You’re making me think about things that I haven’t thought about from your point of view. Do you know one thing I’ve never thought? What it would be like to be straight. I’ve never thought about that. I was so accepting of being gay. It was my first awareness of who I was; I never even thought about it.

[
We listen to the rain for a while. Edward speaks about a play he has recently abandoned
.]

JFB:
What’s the play?

EA:
It was called “Laying an Egg.” It’s about a forty-seven-year-old woman who’s been trying to get pregnant for a very, very long time and keeps having miscarriages and her brother’s wife keeps dropping kids every three weeks and everyone thinks she’s too old to have a kid now. It’d be very dangerous for her and the kid will be damaged and all the rest of it.
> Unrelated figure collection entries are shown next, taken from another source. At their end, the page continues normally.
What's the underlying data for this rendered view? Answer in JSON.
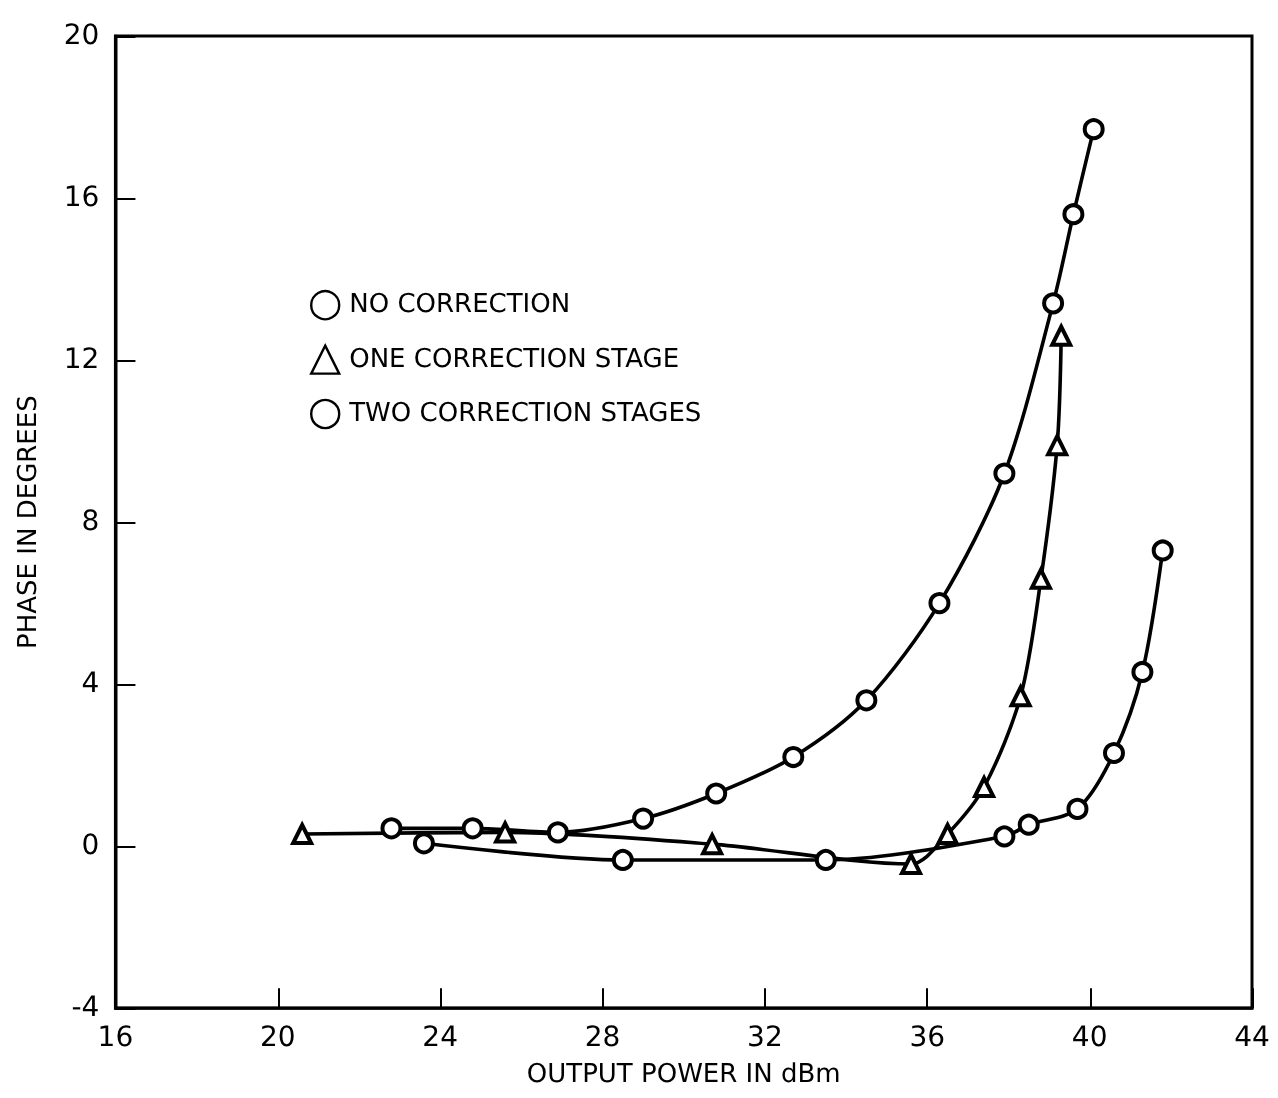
{
  "chart_data": {
    "type": "line",
    "xlabel": "OUTPUT POWER IN dBm",
    "ylabel": "PHASE IN DEGREES",
    "xlim": [
      16,
      44
    ],
    "xticks": [
      16,
      20,
      24,
      28,
      32,
      36,
      40,
      44
    ],
    "ylim": [
      -4,
      20
    ],
    "yticks": [
      -4,
      0,
      4,
      8,
      12,
      16,
      20
    ],
    "grid": false,
    "legend": "top left",
    "line_style": "solid",
    "series": [
      {
        "name": "NO CORRECTION",
        "color": "#000000",
        "marker": "circle",
        "x": [
          22.8,
          24.8,
          26.9,
          29.0,
          30.8,
          32.7,
          34.5,
          36.3,
          37.9,
          39.1,
          39.6,
          40.1
        ],
        "values": [
          0.44,
          0.44,
          0.34,
          0.68,
          1.3,
          2.2,
          3.6,
          6.0,
          9.2,
          13.4,
          15.6,
          17.7
        ]
      },
      {
        "name": "ONE CORRECTION STAGE",
        "color": "#000000",
        "marker": "triangle",
        "x": [
          20.6,
          25.6,
          30.7,
          35.6,
          36.5,
          37.4,
          38.3,
          38.8,
          39.2,
          39.3
        ],
        "values": [
          0.3,
          0.34,
          0.05,
          -0.44,
          0.3,
          1.46,
          3.7,
          6.6,
          9.9,
          12.6
        ]
      },
      {
        "name": "TWO CORRECTION STAGES",
        "color": "#000000",
        "marker": "circle",
        "x": [
          23.6,
          28.5,
          33.5,
          37.9,
          38.5,
          39.7,
          40.6,
          41.3,
          41.8
        ],
        "values": [
          0.07,
          -0.34,
          -0.34,
          0.24,
          0.53,
          0.92,
          2.3,
          4.3,
          7.3
        ]
      }
    ]
  }
}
So, she finds a Bulgarian doctor who’s giving her all sorts of interesting
medicines and she gets pregnant. The way the play was going, at a certain point in the pregnancy they could no longer find the fetus because it was encased in something very much like an egg.

JFB:
Hm. And at the end of act 1—

EA:
Well, that was the end of act 2.

Do you and your wife still live together?

JFB:
Do we—? We do.

EA:
Who are you to her? Are you still her husband?

JFB:
I am her wife.

EA:
She made the transfer?

JFB:
Yeah. Sometimes I’m her spouse or partner. Less frequently I’m her wife, but I’m never her husband.

EA:
Hm. What does that indicate? A loss there of some sort?

JFB:
Well, she has lost a husband, but she’s got me.

EA:
Yeah.

[
A pause
]

JFB:
Oh look. The rain has stopped.

EA:
Yes, that was huge. Huge and brief. But fun.

BARBARA SPIEGEL

© Barbara Spiegel

I was concerned about her future. If she was going to be a dwarf, then there was no problem. Whereas now she was going to be different than us. I know how society can be
.

 

Barbara Spiegel
is the director for District 1 of the Little People of America, which encompasses all of New England. I went to visit her at her home in South Portland, Maine, on a beautiful day in September. She is the mother of three children, Alexandra, Irina, and Talia. I knocked on her door and she answered—a four-foot-two-inch-tall woman in a tiedyed T-shirt. As we spoke, thirteen-month-old Talia (like all of Barbara’s children, an achondroplastic dwarf) crawled around merrily on the floor.